This repository contains materials and instructions for two lab sessions focused on applying data mining techniques to analyze textual data. The primary goal of these labs is to apply theoretical knowledge from the Data Mining course in practical scenarios, including data visualization, feature generation, and classification.
The objective of Lab 1 is to follow a predefined process for data analysis on a new dataset, leveraging and modifying existing code when necessary. This lab focuses on generating TF-IDF features, data visualization, and implementing Naive Bayes classifiers.
-
Dataset Download and Preparation: Download the new dataset containing sentences and score labels. Read the dataset's specifications for details.
-
Data Analysis:
- Generate meaningful new data visualizations. Look for inspiration in online resources and the Data Mining textbook.

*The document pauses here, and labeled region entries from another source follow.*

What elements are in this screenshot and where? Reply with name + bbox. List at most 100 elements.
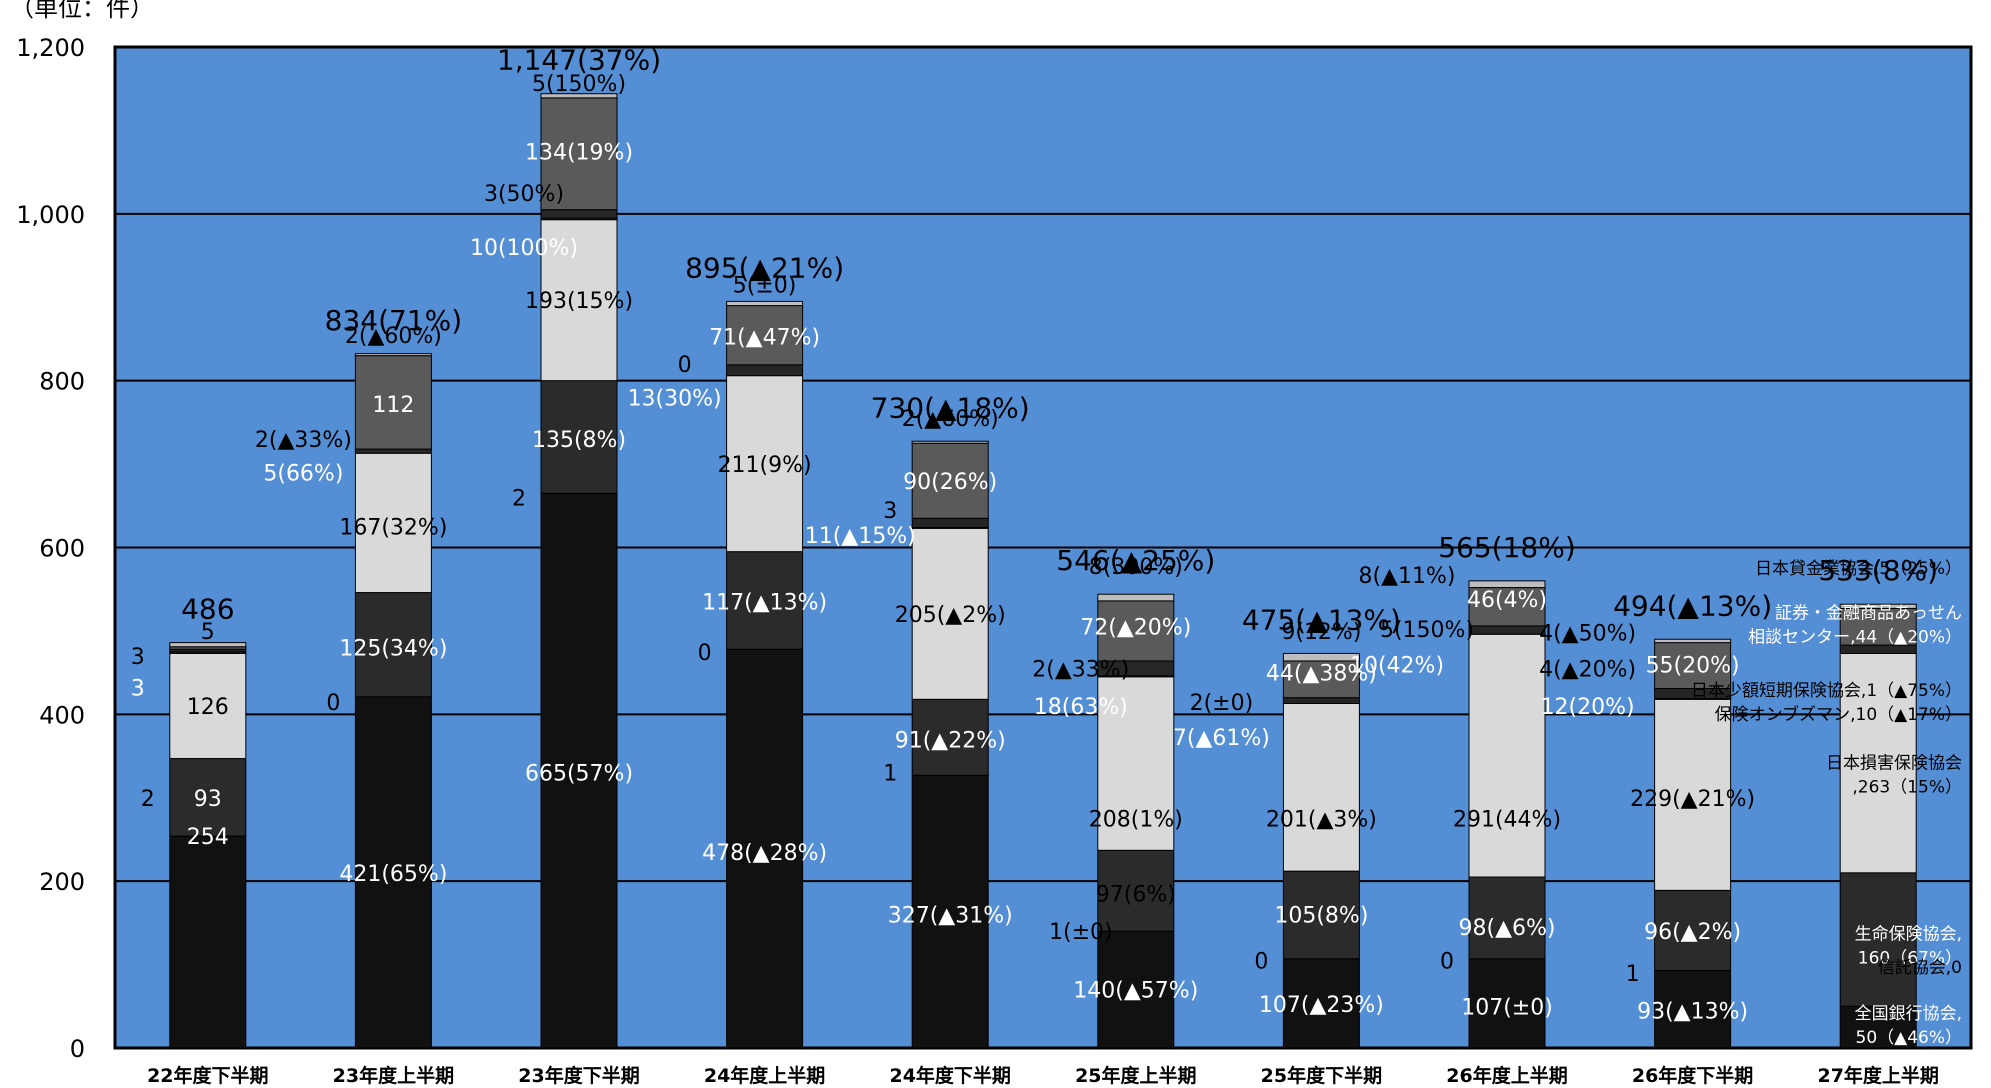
y-tick-label: 600 (39, 535, 85, 563)
x-tick-label: 27年度上半期 (1817, 1064, 1938, 1087)
bar-segment (1282, 702, 1360, 872)
data-label: 2(▲33%) (255, 428, 352, 453)
data-label: 291(44%) (1453, 808, 1561, 833)
bar-segment (354, 592, 432, 698)
data-label: 97(6%) (1096, 883, 1176, 908)
data-label: 12(20%) (1541, 695, 1635, 720)
data-label: 3 (883, 499, 897, 524)
data-label: 72(▲20%) (1080, 616, 1191, 641)
bar-segment (726, 648, 804, 1049)
series-annotation: 日本損害保険協会 (1826, 754, 1962, 774)
bar-segment (1282, 697, 1360, 704)
bar-segment (540, 492, 618, 1049)
bar-total-label: 486 (181, 593, 234, 626)
data-label: 3 (131, 677, 145, 702)
data-label: 4(▲50%) (1539, 622, 1636, 647)
series-annotation: ,263（15%） (1852, 778, 1962, 798)
series-annotation: 相談センター,44（▲20%） (1748, 627, 1962, 647)
right-annotations: 日本貸金業協会,5（25%） 証券・金融商品あっせん相談センター,44（▲20%）… (1691, 559, 1962, 1048)
bar-segment (354, 696, 432, 1049)
bar-total-label: 546(▲25%) (1056, 544, 1215, 577)
bar-segment (911, 440, 989, 444)
x-tick-label: 26年度下半期 (1632, 1064, 1753, 1087)
data-label: 193(15%) (525, 289, 633, 314)
bar-segment (1282, 870, 1360, 960)
data-label: 90(26%) (903, 470, 997, 495)
data-label: 2 (141, 787, 155, 812)
data-label: 107(±0) (1461, 995, 1553, 1020)
bar-segment (1839, 607, 1917, 646)
bar-segment (1282, 652, 1360, 662)
x-tick-label: 25年度上半期 (1075, 1064, 1196, 1087)
data-label: 3 (131, 645, 145, 670)
data-label: 117(▲13%) (702, 591, 827, 616)
x-tick-label: 24年度下半期 (889, 1064, 1010, 1087)
bar-segment (1468, 633, 1546, 878)
data-label: 3(50%) (484, 182, 564, 207)
data-label: 2(±0) (1190, 691, 1254, 716)
bar-segment (1654, 698, 1732, 891)
data-label: 2 (512, 486, 526, 511)
bar-segment (1097, 676, 1175, 851)
data-label: 205(▲2%) (895, 603, 1006, 628)
data-label: 46(4%) (1467, 588, 1547, 613)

- Generate TF-IDF features from the tokens of each text, creating a document matrix with TF-IDF values instead of word frequency.
- Implement two Naive Bayes classifiers using TF-IDF features and word frequency features, respectively. Compare the differences.
- You are allowed to use and modify the helper functions from the first lab session's folder or create your own.
- Minimal comments explaining your code are appreciated for clarity.
- For TF-IDF feature generation, refer to the Scikit-learn guide.
- For Naive Bayes implementation, consult this article.
In this competition-based lab, participants are provided with a dataset crawled from Twitter, labeled with emotions based on specific hashtags in the original text. The dataset includes 8 emotions: anger, anticipation, disgust, fear, sadness, surprise, trust, and joy.
Your task is to clean and preprocess the data, apply feature engineering or any other relevant data mining techniques, and develop a model capable of predicting the emotion of each tweet.
- Begin by cleaning the data to remove noise and unnecessary information.
- Apply feature engineering or explore other data mining techniques discussed in the course.
- Develop and train a model to predict tweet emotions accurately.